ITC Shares

The environment lies at the heart of GRASP

19 December 2019
Alexander Kasterine, International Trade Centre

Examining the challenges facing Pakistan’s livestock and horticulture sectors

Managing environmental risks is a major theme of the Growth for Rural Advancement and Sustainable Progress (GRASP) programme in Pakistan, worth $55 million and funded by the delegation of the European Union to Pakistan. Pakistan is ranked as one of the 10 nations most at risk from climate change. It faces multiple challenges from declining water availability and quality and extreme weather bringing floods and droughts.

Farmers are at the sharp end of these impacts, battling to maintain yields and to meet the public’s expectation to minimize the impact of food production on the environment.

The GRASP mission to Pakistan to launch the project’s inception phase in September 2019 gave the International Trade Centre (ITC) team an opportunity to experience and understand environment-related challenges facing the country’s livestock and horticulture sectors. It was also in a position to view some unique solutions.

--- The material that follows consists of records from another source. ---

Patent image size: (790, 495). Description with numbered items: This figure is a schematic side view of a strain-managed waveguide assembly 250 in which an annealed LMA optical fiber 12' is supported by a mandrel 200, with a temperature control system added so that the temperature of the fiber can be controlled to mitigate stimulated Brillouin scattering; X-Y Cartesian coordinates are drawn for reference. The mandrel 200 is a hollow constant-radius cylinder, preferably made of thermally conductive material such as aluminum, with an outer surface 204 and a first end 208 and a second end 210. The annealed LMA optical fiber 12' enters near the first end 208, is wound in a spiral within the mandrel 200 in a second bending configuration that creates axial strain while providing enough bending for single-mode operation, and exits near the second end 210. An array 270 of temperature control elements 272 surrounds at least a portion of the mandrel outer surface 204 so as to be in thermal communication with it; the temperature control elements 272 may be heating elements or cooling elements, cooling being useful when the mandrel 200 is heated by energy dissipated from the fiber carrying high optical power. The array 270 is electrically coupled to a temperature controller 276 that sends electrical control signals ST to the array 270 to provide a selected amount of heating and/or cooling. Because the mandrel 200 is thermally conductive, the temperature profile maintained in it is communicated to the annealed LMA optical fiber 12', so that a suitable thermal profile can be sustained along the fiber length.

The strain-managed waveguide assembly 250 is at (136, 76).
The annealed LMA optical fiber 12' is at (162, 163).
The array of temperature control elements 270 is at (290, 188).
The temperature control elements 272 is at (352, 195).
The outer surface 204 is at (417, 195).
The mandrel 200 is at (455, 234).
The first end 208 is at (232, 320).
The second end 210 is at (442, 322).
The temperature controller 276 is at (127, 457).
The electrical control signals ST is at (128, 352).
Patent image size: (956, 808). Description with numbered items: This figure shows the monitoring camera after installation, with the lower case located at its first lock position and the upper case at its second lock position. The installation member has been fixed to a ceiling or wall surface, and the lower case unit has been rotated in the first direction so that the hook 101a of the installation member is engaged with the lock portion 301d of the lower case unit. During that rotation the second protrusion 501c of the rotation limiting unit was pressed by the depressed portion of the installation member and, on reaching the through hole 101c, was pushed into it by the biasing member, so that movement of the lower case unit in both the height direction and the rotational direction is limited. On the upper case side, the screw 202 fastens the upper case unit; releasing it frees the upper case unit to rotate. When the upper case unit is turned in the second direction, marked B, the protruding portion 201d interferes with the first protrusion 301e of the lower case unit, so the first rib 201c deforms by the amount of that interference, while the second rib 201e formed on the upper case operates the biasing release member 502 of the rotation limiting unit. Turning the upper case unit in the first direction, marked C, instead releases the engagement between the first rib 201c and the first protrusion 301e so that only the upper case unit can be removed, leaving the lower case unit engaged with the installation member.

An hour outside Karachi, a seaside city of 15 million people, is a large dairy and beef farm. Owned by Jamil Memon, it holds 4,500 cows and 2,500 buffalo producing milk for the Karachi market. Managing waste to avoid local water contamination is a main environmental concern in the dairy sector.

Memon is testing a new technology to convert manure into pellets that fire boilers. This will help reduce the amount of waste disposal and generate income through sales to local industry.

Another innovation is on the marketing side, where he packages the farm’s buffalo and cow’s milk as hormone free and sells it directly to Karachi’s main supermarket at a 20% premium.

Adding value in this way means he can avoid having to accept prices fixed by the local district committee, a long-standing policy that farmers criticize for reducing incentives to invest in the sector.

The other sector that ITC will support is horticulture. In Balochistan province, an arid area bordering Afghanistan and Iran, colleagues from the United Nations Food and Agriculture Organization (FAO) of the United Nations drove us out to visit two orchards growing grapes and apples. In both it was clear that the use of water was unsustainable and of grave concern for the future of the province.

An apple grower there told us that when he started pumping water 20 years ago, it was at 200 feet (61 metres) below ground. It is now at 600 feet below ground. There are very limited incentives for conservation of water.The grower receives a government subsidy to bore holes into the ground aquifers and extract water, paying only 10% of the diesel costs to run the pumps.

What’s more, farms across Pakistan have installed solar panels so running the pumps comes at zero cost. As a result there are entrenched traditional practices of flood irrigation, whereby the farmers open the taps and an entire field is covered with water.

In addition to huge losses through evaporation, flood irrigation also causes waterlogging.

Addressing these issues will require GRASP to engage both at the farm level to demonstrate water-saving technologies while working at the policy level to explore ways to improve incentives for sustainable water management in the province.

One of the largest projects currently implemented by ITC, GRASP is a six-year initiative designed to reduce poverty in Pakistan by strengthening small-scale agribusinesses in Balochistan and Sindh provinces. It helps small and medium-sized enterprises in horticulture and livestock become more competitive by making improvements at all levels of the value chain.